90% done with the haunt. Small video: 




:xbones:Arrrrrrr!:xbones:


----------



## RoxyBlue (Oct 6, 2008)

Nothing says "Halloween" like orange lighting I'm not generally a big fan of the inflatable props, but the cat on the roof is so much fun.

Was that a guillotine I saw to the right of your garage?


----------



## ouizul1 (May 22, 2010)

Looking good! Really liked the cannon and the animated guillotine.

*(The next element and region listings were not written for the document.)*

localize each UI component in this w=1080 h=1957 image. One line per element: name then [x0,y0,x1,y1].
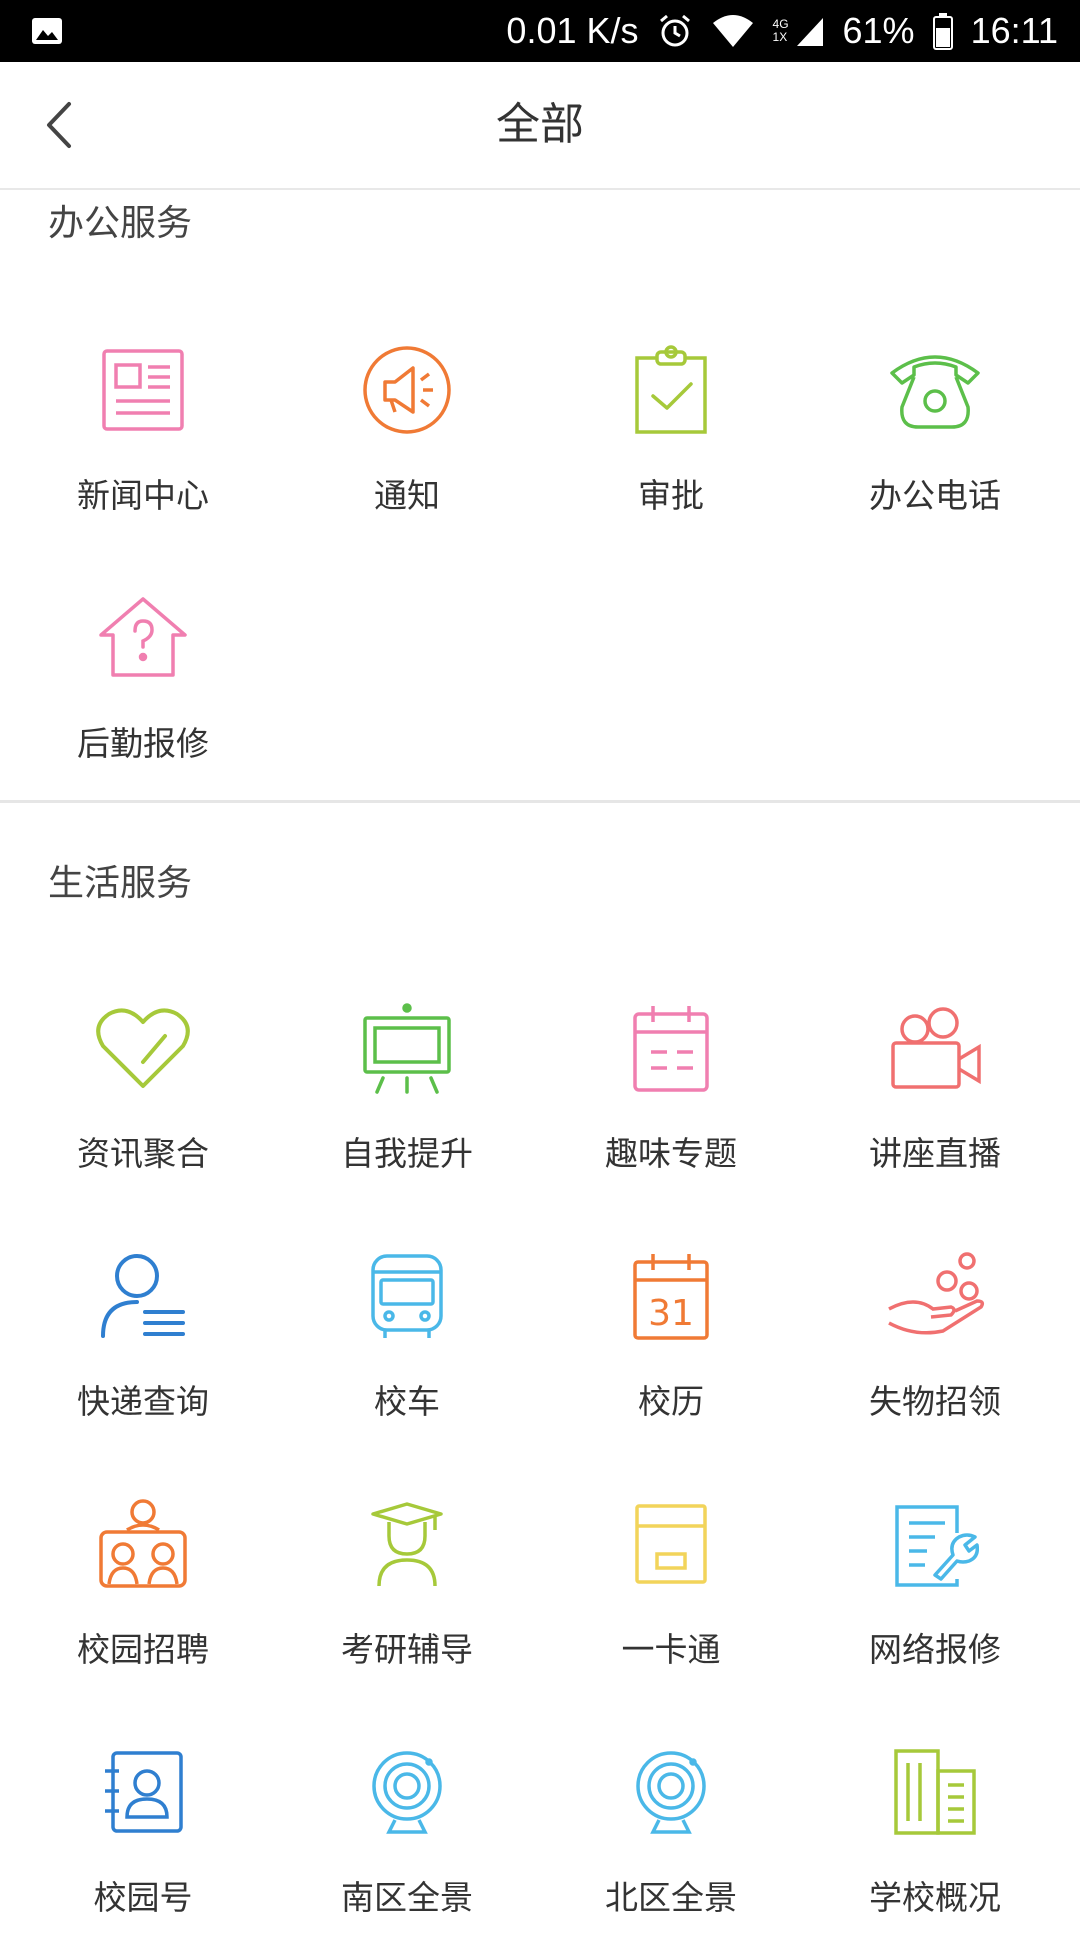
graduate-icon [371,1502,443,1587]
video-camera-icon [891,1007,981,1089]
megaphone-icon [363,346,451,434]
person-list-icon [101,1254,185,1338]
grid-item-label: 学校概况 [869,1878,1001,1917]
grid-item-label: 后勤报修 [77,724,209,763]
calendar-icon [633,1006,709,1092]
recruitment-icon [99,1499,187,1588]
webcam-icon [372,1751,442,1834]
status-bar: 0.01 K/s 4G 1X 61% 16:11 [0,0,1080,62]
grid-item-label: 网络报修 [869,1630,1001,1669]
grid-item-news-center[interactable]: 新闻中心 [8,335,278,555]
grid-item-network-repair[interactable]: 网络报修 [800,1489,1070,1709]
grid-item-label: 考研辅导 [341,1630,473,1669]
grid-item-campus-card[interactable]: 一卡通 [536,1489,806,1709]
page-title: 全部 [496,99,584,150]
grid-item-label: 校园号 [93,1878,193,1917]
title-bar: 全部 [0,62,1080,190]
grid-item-label: 资讯聚合 [77,1134,209,1173]
svg-text:31: 31 [648,1293,694,1334]
grid-item-label: 自我提升 [341,1134,473,1173]
clock: 16:11 [970,10,1058,51]
grid-item-label: 审批 [638,476,704,515]
hand-coins-icon [888,1252,985,1335]
grid-item-postgrad-tutoring[interactable]: 考研辅导 [272,1489,542,1709]
grid-item-label: 一卡通 [621,1630,721,1669]
grid-item-office-phone[interactable]: 办公电话 [800,335,1070,555]
grid-item-self-improvement[interactable]: 自我提升 [272,993,542,1213]
section-title: 生活服务 [48,863,193,904]
image-notification-icon [32,18,62,44]
section-life-services: 生活服务 资讯聚合 自我提升 趣味专题 讲座直播 快递查询 校车 31 校历 失… [0,803,1080,1920]
grid-item-label: 办公电话 [869,476,1001,515]
grid-item-label: 趣味专题 [605,1134,737,1173]
signal-icon [796,18,823,46]
webcam-icon [636,1751,706,1834]
grid-item-label: 校车 [374,1382,440,1421]
grid-item-label: 新闻中心 [77,476,209,515]
grid-item-school-bus[interactable]: 校车 [272,1241,542,1461]
wifi-icon [712,15,753,47]
bus-icon [371,1254,443,1338]
calendar-31-icon: 31 [633,1254,709,1340]
contact-card-icon [105,1751,183,1833]
grid-item-label: 南区全景 [341,1878,473,1917]
grid-item-fun-topics[interactable]: 趣味专题 [536,993,806,1213]
battery-icon [932,13,953,50]
network-type: 4G 1X [772,17,789,44]
grid-item-express-query[interactable]: 快递查询 [8,1241,278,1461]
grid-item-campus-account[interactable]: 校园号 [8,1737,278,1957]
alarm-icon [659,14,690,47]
grid-item-notice[interactable]: 通知 [272,335,542,555]
heart-icon [96,1008,190,1088]
grid-item-north-panorama[interactable]: 北区全景 [536,1737,806,1957]
grid-item-campus-recruitment[interactable]: 校园招聘 [8,1489,278,1709]
battery-percent: 61% [842,10,915,51]
telephone-icon [890,355,980,429]
grid-item-school-calendar[interactable]: 31 校历 [536,1241,806,1461]
grid-item-approval[interactable]: 审批 [536,335,806,555]
card-icon [635,1504,707,1584]
grid-item-lost-and-found[interactable]: 失物招领 [800,1241,1070,1461]
section-title: 办公服务 [48,203,193,244]
cellular-indicator: 4G 1X [773,14,825,48]
section-office-services: 办公服务 新闻中心 通知 审批 办公电话 后勤报修 [0,190,1080,800]
grid-item-label: 北区全景 [605,1878,737,1917]
newspaper-icon [102,349,184,431]
house-question-icon [99,597,187,677]
grid-item-label: 校历 [638,1382,704,1421]
grid-item-label: 快递查询 [77,1382,209,1421]
grid-item-label: 通知 [374,476,440,515]
grid-item-lecture-live[interactable]: 讲座直播 [800,993,1070,1213]
grid-item-label: 校园招聘 [77,1630,209,1669]
grid-item-school-overview[interactable]: 学校概况 [800,1737,1070,1957]
grid-item-label: 讲座直播 [869,1134,1001,1173]
buildings-icon [894,1749,976,1835]
document-wrench-icon [895,1505,979,1587]
grid-item-label: 失物招领 [869,1382,1001,1421]
grid-item-south-panorama[interactable]: 南区全景 [272,1737,542,1957]
network-speed: 0.01 K/s [506,10,639,51]
grid-item-news-aggregation[interactable]: 资讯聚合 [8,993,278,1213]
grid-item-logistics-repair[interactable]: 后勤报修 [8,583,278,803]
blackboard-icon [363,1003,451,1094]
clipboard-check-icon [635,345,707,434]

I'm not big on inflatables either...but of all the one's I've ever seen, the cat on the roof is by far the best...lol...it's kinda cool, actually. It's also placed perfectly.


----------



## easycraig (Aug 30, 2011)

looks great! - i wish we had tots coming through our street.... we don't : ( 
that's why I am forced to throw a 1 night party instead.


----------



## Frighteners Entertainment (Jan 24, 2006)

Nice job!


----------



## debbie5 (Mar 2, 2007)

I LOVE the guillotine! (thank you spell check..)


----------



## unitedguy (Aug 25, 2011)

Thanks! Built the guillotine 4 years ago as one of my first home made props. It gets better and more evil looking with age. Yeah, we are phasing out our inflatables one by one as they die and going with all built props from now on. Evolution in haunting I guess. The inflatables only have a lifespan of about 3 years, so we will probably give them all away after this season. Kurt


----------



## Homer (Sep 28, 2011)

great stuff


----------



## Headless (Sep 4, 2011)

Well done! Looks great.


----------



## nimblemonkey (Aug 21, 2011)

Love the campfire skellies and cannon fogger. Guillotine rocks.


----------



## rpersun (Sep 29, 2011)

*Great Job*

Your haunt looks awesome, I can only aspire to be as good as you. Keep up the great work.


----------



## cerinad (Jun 23, 2008)

Nice. !!!!!


----------



## halloween71 (Aug 9, 2007)

Love the ship!


----------



## MrGrimm (May 19, 2009)

I be lovin' thar pirate theme laddy! 

Fogger cannon is a first for me! Love it! And the talking pirates mustache is classic.


----------



## ScreamingScarecrow (Oct 1, 2008)

Sweeet!
Great looking Yard Haunt!
I liked the positioning of teh inflatable black cat right above the door!
Looks like he's gonna pounce!


----------



## thegreatob (Oct 19, 2009)

The cat on the roof is a great touch. I was thinking of inquiring him and putting him on top of a car in the driveway.


----------



## beelce (Jul 21, 2007)

nice job.....


----------



## CreeepyCathy (Mar 28, 2009)

that looks great! love your pirates.


----------